A survey by the Bayer Corporation came out today showing that American women entering college are the best prepared academically to hit the books and successfully graduate with a STEM degree (82%), according to a survey of faculty from the nation’s top 200 research universities who chair STEM departments. However, many of these women don’t end up graduating with these degrees. The chairs say being discouraged from a STEM career is still an issue today for both female and underrepresented minority (URM) STEM undergraduate students (59%) and that traditional rigorous introductory instructional approaches that “weed out” students early on from STEM studies are generally harmful and more so to URM (56%) and female (27%) students compared to majority students (i.e. Caucasian and Asian males). “One of the greatest challenges most universities face is changing the culture of teaching and learning in STEM courses,” said Dr.

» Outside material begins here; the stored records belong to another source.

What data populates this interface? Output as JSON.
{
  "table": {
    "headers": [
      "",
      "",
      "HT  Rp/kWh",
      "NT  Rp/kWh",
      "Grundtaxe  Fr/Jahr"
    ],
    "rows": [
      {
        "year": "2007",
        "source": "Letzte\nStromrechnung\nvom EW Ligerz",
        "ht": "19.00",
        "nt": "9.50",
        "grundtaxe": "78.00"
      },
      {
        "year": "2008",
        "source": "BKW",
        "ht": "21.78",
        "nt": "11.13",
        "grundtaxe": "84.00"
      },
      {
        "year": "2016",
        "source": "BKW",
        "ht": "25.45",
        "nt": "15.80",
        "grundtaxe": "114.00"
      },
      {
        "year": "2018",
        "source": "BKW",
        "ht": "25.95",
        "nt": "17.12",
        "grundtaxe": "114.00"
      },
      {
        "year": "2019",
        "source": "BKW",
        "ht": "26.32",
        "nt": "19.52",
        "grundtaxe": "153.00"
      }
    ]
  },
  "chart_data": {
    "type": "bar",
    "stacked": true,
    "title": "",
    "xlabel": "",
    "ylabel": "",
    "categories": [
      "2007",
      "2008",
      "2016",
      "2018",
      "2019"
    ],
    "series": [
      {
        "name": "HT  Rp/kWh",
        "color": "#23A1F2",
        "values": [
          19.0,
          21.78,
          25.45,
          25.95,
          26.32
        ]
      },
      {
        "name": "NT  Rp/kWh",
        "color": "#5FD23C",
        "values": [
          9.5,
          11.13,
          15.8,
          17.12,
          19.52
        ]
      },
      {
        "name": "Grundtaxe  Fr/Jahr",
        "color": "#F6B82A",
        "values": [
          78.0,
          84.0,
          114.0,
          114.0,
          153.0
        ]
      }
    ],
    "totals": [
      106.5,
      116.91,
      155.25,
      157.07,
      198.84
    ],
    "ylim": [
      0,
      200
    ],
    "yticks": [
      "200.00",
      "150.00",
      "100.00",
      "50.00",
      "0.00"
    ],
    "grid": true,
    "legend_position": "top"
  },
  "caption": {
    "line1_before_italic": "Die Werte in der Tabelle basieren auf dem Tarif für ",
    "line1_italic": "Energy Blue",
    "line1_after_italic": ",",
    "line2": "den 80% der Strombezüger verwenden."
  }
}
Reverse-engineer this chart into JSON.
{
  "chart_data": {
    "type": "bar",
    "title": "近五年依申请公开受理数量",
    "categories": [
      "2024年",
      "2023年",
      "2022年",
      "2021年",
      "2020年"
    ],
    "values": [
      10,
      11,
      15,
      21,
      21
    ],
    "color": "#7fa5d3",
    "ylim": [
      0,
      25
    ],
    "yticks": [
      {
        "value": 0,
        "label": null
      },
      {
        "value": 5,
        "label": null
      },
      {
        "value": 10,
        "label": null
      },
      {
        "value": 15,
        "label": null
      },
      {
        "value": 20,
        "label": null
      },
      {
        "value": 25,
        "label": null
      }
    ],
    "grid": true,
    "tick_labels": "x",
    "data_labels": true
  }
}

Freeman Hrabowski, President of the University of Maryland, Baltimore County (UMBC). Hrabowski said:
“Too often, we in higher education believe high quality is related to how many students are weeded out of STEM courses. Instead, the emphasis should be on rigorous course work coupled with support, together leading to larger numbers of students succeeding academically. We should also be giving faculty support, including professional development opportunities, enabling them to redesign courses, make the best use of technology, and encourage group collaboration.”
And obviously this problem is also contributing to a lot of jobs in this field not being filled. “It’s incredibly challenging to get good technical people,” said Alison Brown, CEO of Navsys Corp., a Colorado Springs, Colo.-based GPS technology company. “There’s an enormous amount of demand, there’s competition, quite frankly between industries and labs and federal institutes.”